Karena persolan tersebut yang ditegakkan tidak peduli apakah fisiknya lebih lemah dari lawannya, atau dia kalah segala galanya dari lawannya. Sekalipun yang akan ia lakukan akan mengorbankan jiwanya.
“Itu menurut manusia Bugis/Makassar mati karena siri’ adalah syahid, mati dengan kehormatan, sehingga muncul ungkapan mati karena siri’ adalah Mate Risantangi atau Mate Rigollai, yang artinya bahwa kematiannya adalah ibarat kematian yang terbalut santan atau gula. Itulah Kesatria sejati,” papar SAdAP.
Dia menyebutkan bahwa dalam berbagai literatur biasanya ditemukan referensi tentang siri’. Ada dikatakan dalam nada bahasa Bugis/ Makassar siri’ji nanimmantang attalasa’ ri linoa, punna tenamo siri’nu matemako kaniakkangngami angga’naolo-oloka.
“Jadi artinya. Hanya karena rasa malu kita bisa hidup di dunia ini, jika rasa malu itu sudah hilang maka lebih baik mati. Karena hidup tak berarti lagi. Bahkan di ibaratkan binatang lebih berharga dibanding diri kita. Falsafah inilah dipegang teguh oleh masyarakat di Sulawesi selatan,” beber dia.
Falsafah ini kata SAdAP selalu diyakini dalam menjalankan kehidupan sehari-hari dan terbentuk menjadi budaya Siri’ Na Pacce. Siri’berarti rasa malu (harga diri), sedangkan Pacce atau dalam bahasa Bugis disebut Pesse yang berarti pedih atau pedas (keras, kokoh pendirian).

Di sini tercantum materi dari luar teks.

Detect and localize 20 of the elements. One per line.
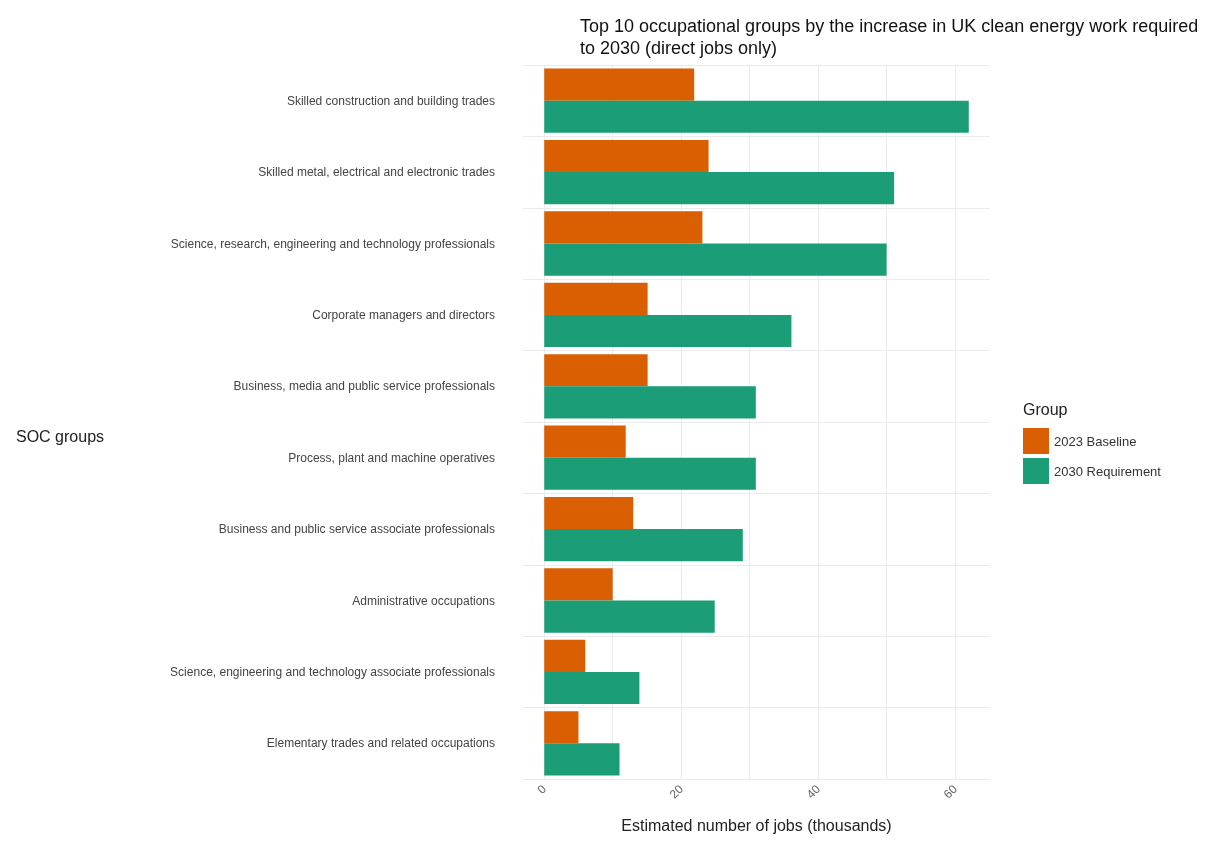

“Jadi Pacce berarti semacam kecerdasan emosional untuk turut merasakan kepedihan atau kesusahan orang lain. Nilai ini dipandang sebagai sebuah konsep yang memberi dampak terhadap perilaku masyarakat yang menganutnya. Dalam Budaya Bugis atau Makassar mempunyai empat kategori, yaitu (1) Siri’ Ripakasiri’, (2) Siri’ Mappakasiri’siri’, (3) Siri’ Tappela’ Siri (Bugis: Teddeng Siri’), dan (4) Siri’ Mate Siri’. Kemudian, guna melengkapi keempat struktur Siri’tersebut maka Pacce atau Pesse menduduki satu tempat, sehingga membentuk suatu budaya (karakter) yang dikenal dengan sebutan Siri’ Na Pacce,” ungkapnya.